Mr Rolle’s presentation yesterday gave a glimpse of Barbary Town, which is thought to be an additional project that Weller plans to undertake on a 2,000-acre land option it has acquired in the Barbary Beach area. Thought to be close to obtaining government approval, several sources have suggested it will be equivalent to Freeport’s version of Lyford Cay without the gated community, while also featuring at least two resorts alongside the high-end real estate.

Neither Mr Rolle nor Marc Weller, Weller’s founding partner and president, mentioned this in their respective presentations yesterday. However, the former said: “What we see is major real estate development happening over the next few years as well.

“Over $1bn of investment is in the pipeline. Some of those projects have already started, some have had their business licence applications approved, and some are going through getting their business licences approved.”

The GBPA president confirmed that Royal Caribbean’s $70m cruise port expansion, and redevelopment of Freeport Harbour in partnership with ITM Group and another party who he did not identify remains on the table. He added that both Carnival and Royal Caribbean’s investments are projected to each bring one million cruise visitors per annum to Grand Bahama once fully operational.

Urging Bahamian entrepreneurs to develop new and expanded tours, excursions and attractions in preparation for this potential visitor influx, Mr Rolle said the second phase of the Western Atlantic Medical School expansion is expected to begin shortly as plans have already been submitted. “The idea is to focus on these types of investment because we believe Freeport has the right environment for them,” he added.
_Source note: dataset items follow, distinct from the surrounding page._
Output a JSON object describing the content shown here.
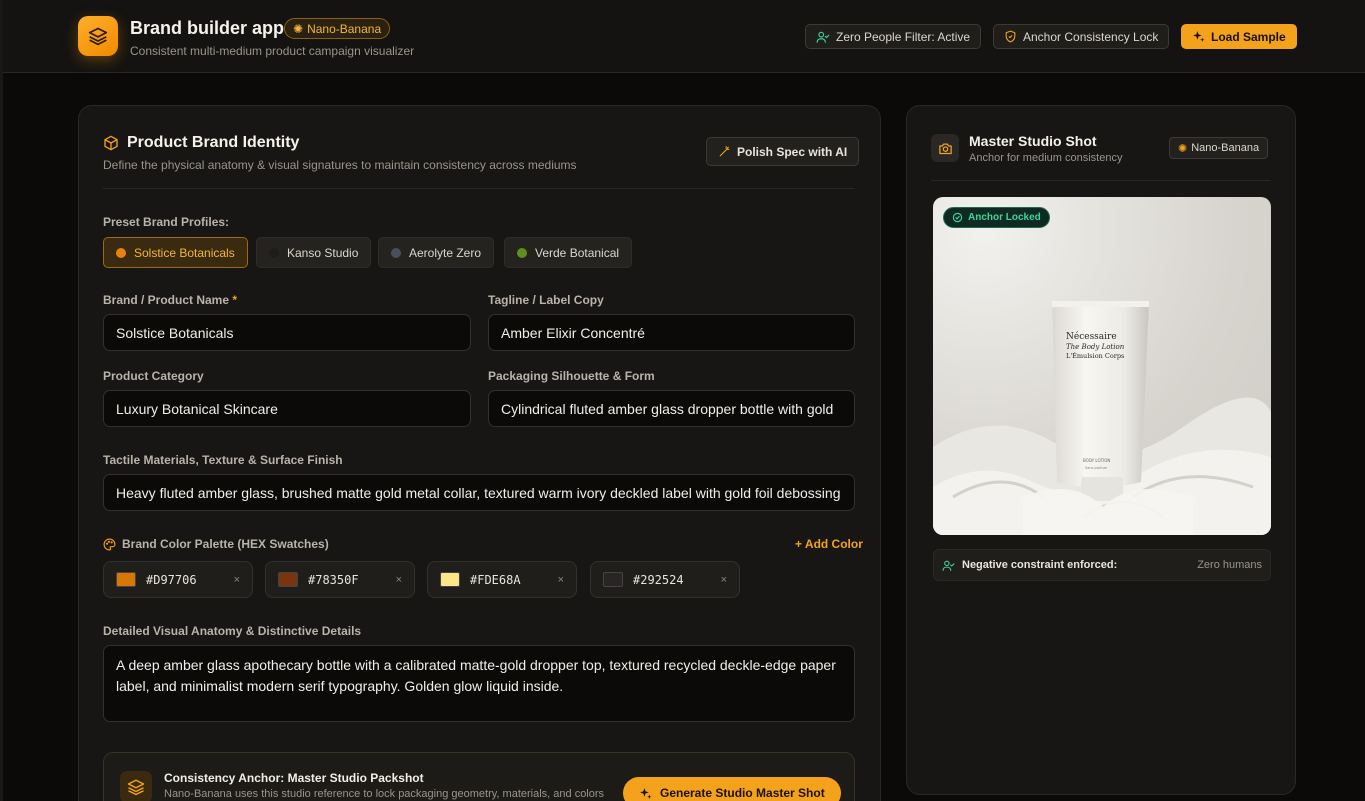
{
  "header": {
    "title": "Brand builder app",
    "badge": "Nano-Banana",
    "subtitle": "Consistent multi-medium product campaign visualizer",
    "filter_label": "Zero People Filter: Active",
    "lock_label": "Anchor Consistency Lock",
    "sample_label": "Load Sample"
  },
  "identity": {
    "title": "Product Brand Identity",
    "subtitle": "Define the physical anatomy & visual signatures to maintain consistency across mediums",
    "polish_label": "Polish Spec with AI",
    "presets_label": "Preset Brand Profiles:",
    "presets": [
      {
        "label": "Solstice Botanicals",
        "color": "#E8820F"
      },
      {
        "label": "Kanso Studio",
        "color": "#1E1D1B"
      },
      {
        "label": "Aerolyte Zero",
        "color": "#4B4E5A"
      },
      {
        "label": "Verde Botanical",
        "color": "#5E8F1F"
      }
    ],
    "fields": {
      "brand_label": "Brand / Product Name",
      "brand_required": "*",
      "brand_value": "Solstice Botanicals",
      "tagline_label": "Tagline / Label Copy",
      "tagline_value": "Amber Elixir Concentré",
      "category_label": "Product Category",
      "category_value": "Luxury Botanical Skincare",
      "packaging_label": "Packaging Silhouette & Form",
      "packaging_value": "Cylindrical fluted amber glass dropper bottle with gold",
      "materials_label": "Tactile Materials, Texture & Surface Finish",
      "materials_value": "Heavy fluted amber glass, brushed matte gold metal collar, textured warm ivory deckled label with gold foil debossing"
    },
    "palette_label": "Brand Color Palette (HEX Swatches)",
    "add_color_label": "+ Add Color",
    "palette": [
      {
        "hex": "#D97706"
      },
      {
        "hex": "#78350F"
      },
      {
        "hex": "#FDE68A"
      },
      {
        "hex": "#292524"
      }
    ],
    "remove_glyph": "×",
    "anatomy_label": "Detailed Visual Anatomy & Distinctive Details",
    "anatomy_value": "A deep amber glass apothecary bottle with a calibrated matte-gold dropper top, textured recycled deckle-edge paper label, and minimalist modern serif typography. Golden glow liquid inside.",
    "anchor": {
      "title": "Consistency Anchor: Master Studio Packshot",
      "subtitle": "Nano-Banana uses this studio reference to lock packaging geometry, materials, and colors",
      "button_label": "Generate Studio Master Shot"
    }
  },
  "master": {
    "title": "Master Studio Shot",
    "subtitle": "Anchor for medium consistency",
    "badge": "Nano-Banana",
    "locked_label": "Anchor Locked",
    "tube": {
      "line1": "Nécessaire",
      "line2": "The Body Lotion",
      "line3": "L'Émulsion Corps",
      "small1": "BODY LOTION",
      "small2": "Sans parfum"
    },
    "constraint_key": "Negative constraint enforced:",
    "constraint_value": "Zero humans"
  },
  "colors": {
    "accent": "#F4A21B",
    "success": "#3FD39A"
  }
}
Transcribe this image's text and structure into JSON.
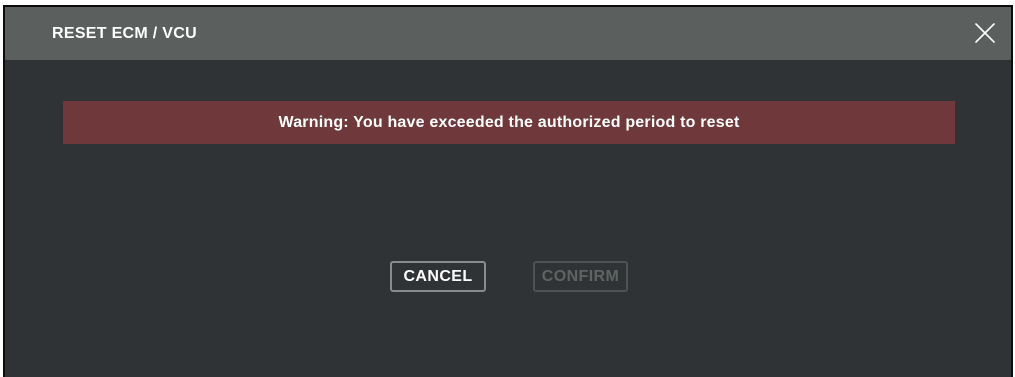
{
  "dialog": {
    "title": "RESET ECM / VCU",
    "close_icon": "close-icon",
    "warning": "Warning: You have exceeded the authorized period to reset",
    "buttons": {
      "cancel_label": "CANCEL",
      "confirm_label": "CONFIRM"
    }
  },
  "colors": {
    "background": "#2f3336",
    "titlebar": "#5b605e",
    "warning_banner": "#6f393b",
    "text": "#ffffff",
    "disabled_text": "#5f6462"
  }
}
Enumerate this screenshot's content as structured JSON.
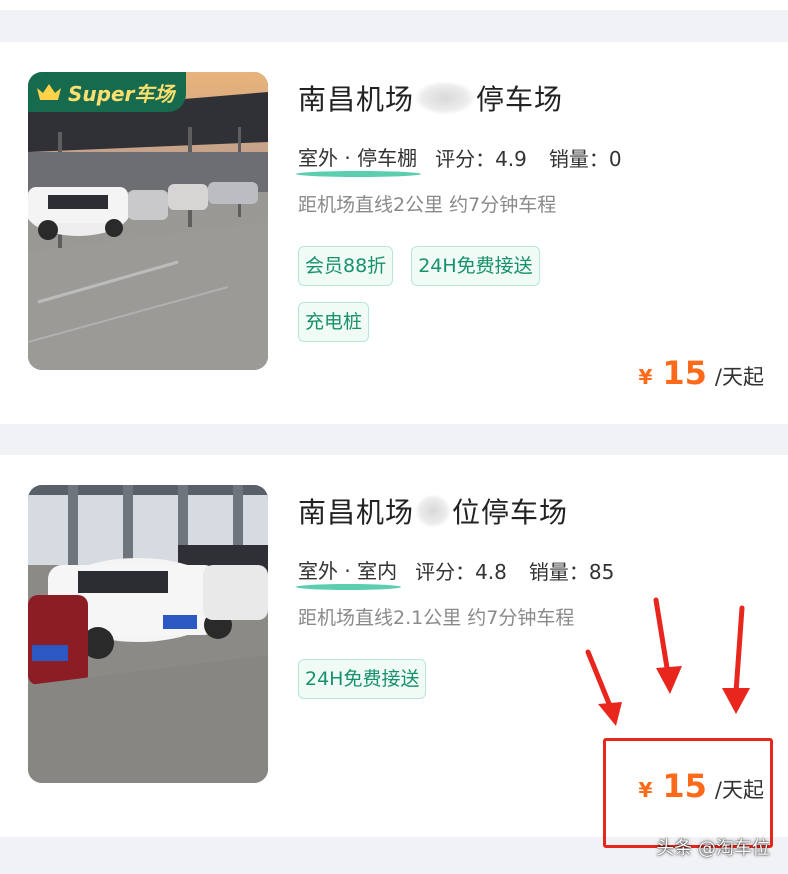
{
  "listings": [
    {
      "badge": "Super车场",
      "title_start": "南昌机场",
      "title_end": "停车场",
      "type": "室外 · 停车棚",
      "rating": "评分：4.9",
      "sales": "销量：0",
      "distance": "距机场直线2公里 约7分钟车程",
      "tags": [
        "会员88折",
        "24H免费接送",
        "充电桩"
      ],
      "price_symbol": "¥",
      "price": "15",
      "price_unit": "/天起"
    },
    {
      "title_start": "南昌机场",
      "title_end": "位停车场",
      "type": "室外 · 室内",
      "rating": "评分：4.8",
      "sales": "销量：85",
      "distance": "距机场直线2.1公里 约7分钟车程",
      "tags": [
        "24H免费接送"
      ],
      "price_symbol": "¥",
      "price": "15",
      "price_unit": "/天起"
    }
  ],
  "watermark": "头条 @淘车位",
  "colors": {
    "accent_green": "#17916b",
    "price_orange": "#ff6a1a",
    "highlight_red": "#e8261d",
    "badge_bg": "#166a4e",
    "badge_text": "#ffdf6e"
  },
  "icons": [
    "crown-icon",
    "red-arrow-icon"
  ]
}
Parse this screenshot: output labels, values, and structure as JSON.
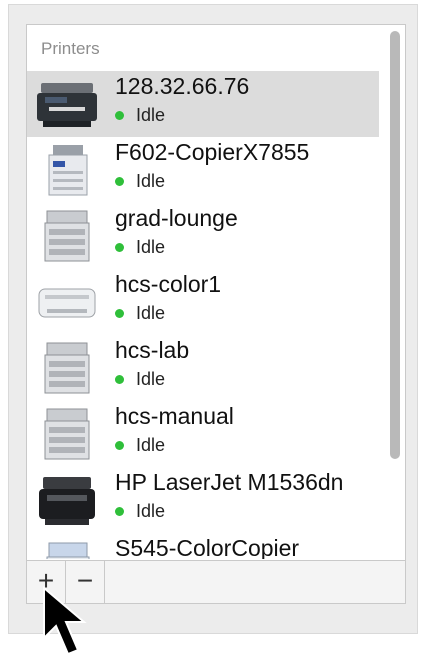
{
  "printers_panel": {
    "header": "Printers",
    "printers": [
      {
        "name": "128.32.66.76",
        "status": "Idle",
        "icon": "multifunction-printer-icon",
        "selected": true
      },
      {
        "name": "F602-CopierX7855",
        "status": "Idle",
        "icon": "copier-icon",
        "selected": false
      },
      {
        "name": "grad-lounge",
        "status": "Idle",
        "icon": "office-printer-icon",
        "selected": false
      },
      {
        "name": "hcs-color1",
        "status": "Idle",
        "icon": "laser-printer-icon",
        "selected": false
      },
      {
        "name": "hcs-lab",
        "status": "Idle",
        "icon": "office-printer-icon",
        "selected": false
      },
      {
        "name": "hcs-manual",
        "status": "Idle",
        "icon": "office-printer-icon",
        "selected": false
      },
      {
        "name": "HP LaserJet M1536dn",
        "status": "Idle",
        "icon": "mfp-black-printer-icon",
        "selected": false
      },
      {
        "name": "S545-ColorCopier",
        "status": "",
        "icon": "color-copier-icon",
        "selected": false
      }
    ],
    "toolbar": {
      "add_label": "+",
      "remove_label": "−"
    },
    "status_color": "#2fbf3a",
    "selection_color": "#dcdcdc"
  }
}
Mr Rolle also hailed the former Minnis administration’s Commercial Enterprises Act for helping to entice the EY accounting firm to establish an international office in Freeport, as its expatriate staff were able to obtain “quickly” BH1B work visas under that law’s provisions. The company is now seeking to expand its Freeport operation and will start construction on a building in Freeport’s Mall area within the next few months.